Josef Dittli an seiner letztjährigen 1.-August-Rede in Altdorf. (Bild Manuela Kalbermatten/Neue UZ)

Der Urner Sicherheitsdirektor sprach in seiner Rede sowohl die Vergangenheit wie auch die Zukunftschancen der Schweiz an. Es gelte Sorge zu tragen zu den Werten und Errungenschaften der Vorfahren und damit zu den föderalistischen Strukturen, zur Neutralität, zur Unabhängigkeit, zu den Sozialwerken und der eigenständigen Rolle.

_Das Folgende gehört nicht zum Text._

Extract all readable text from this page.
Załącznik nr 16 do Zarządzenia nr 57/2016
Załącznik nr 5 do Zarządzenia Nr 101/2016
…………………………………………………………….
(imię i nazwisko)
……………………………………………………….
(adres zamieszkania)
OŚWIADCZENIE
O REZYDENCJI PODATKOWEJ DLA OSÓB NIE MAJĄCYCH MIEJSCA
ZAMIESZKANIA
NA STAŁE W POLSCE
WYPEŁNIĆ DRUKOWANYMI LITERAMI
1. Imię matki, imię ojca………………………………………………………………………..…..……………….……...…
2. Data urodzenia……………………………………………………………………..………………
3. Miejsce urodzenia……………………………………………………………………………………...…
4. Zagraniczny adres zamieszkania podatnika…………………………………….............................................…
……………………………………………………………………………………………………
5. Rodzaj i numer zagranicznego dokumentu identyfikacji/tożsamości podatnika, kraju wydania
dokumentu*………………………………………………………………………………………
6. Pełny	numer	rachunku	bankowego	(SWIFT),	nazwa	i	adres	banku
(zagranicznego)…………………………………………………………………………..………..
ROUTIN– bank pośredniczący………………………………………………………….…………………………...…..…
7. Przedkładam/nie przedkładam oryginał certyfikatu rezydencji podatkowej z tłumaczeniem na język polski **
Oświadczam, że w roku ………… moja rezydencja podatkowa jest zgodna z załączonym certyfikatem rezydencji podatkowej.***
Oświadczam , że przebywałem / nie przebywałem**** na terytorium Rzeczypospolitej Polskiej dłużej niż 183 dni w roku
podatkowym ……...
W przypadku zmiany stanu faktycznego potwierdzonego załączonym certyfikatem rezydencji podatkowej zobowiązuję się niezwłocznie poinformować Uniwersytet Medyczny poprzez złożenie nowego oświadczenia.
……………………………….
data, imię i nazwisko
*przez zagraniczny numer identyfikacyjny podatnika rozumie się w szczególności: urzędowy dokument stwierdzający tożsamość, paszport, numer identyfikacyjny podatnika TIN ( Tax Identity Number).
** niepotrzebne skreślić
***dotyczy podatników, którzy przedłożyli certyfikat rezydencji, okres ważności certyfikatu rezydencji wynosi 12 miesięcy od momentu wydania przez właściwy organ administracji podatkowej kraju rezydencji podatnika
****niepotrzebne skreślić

Politische Entscheide müssten immer sorgfältig getroffen werden nach dem Grundsatz «evolutionär, nicht revolutionär».

Zudem müsse sich jeder in seinem Verantwortungsbereich immer auch fragen, ob er die richtigen Dinge richtig tue. «Gerade in letzter Zeit gab es in unserem Land doch einige wirtschaftliche, aber auch politische Ereignisse, bei denen die Entscheidungsträger ihre Verantwortung nicht oder zu wenig wahrgenommen haben. Wen und was ich meine, geschätzte Gäste, das wissen sie wohl selbst am besten», sagte Dittli. Selbstkritisches und verantwortungsvolles Handeln mit Fingerspitzengefühl sei nötig. Dabei müsse auch den Lebensgrundlagen Sorge getragen werden, sagte Dittli weiter. Die Herausforderungen dürften weder mit Panik noch mit Sorglosigkeit angegangen werden. «Tragen wir Sorge zu uns und zu unserem Land, stellen wir uns den anstehenden Herausforderungen, kümmern wir uns um ein Klima des Wachstums und der Entwicklung», rief Dittli auf. Die Schweiz habe eine Zukunft und sei eine grosse Chance.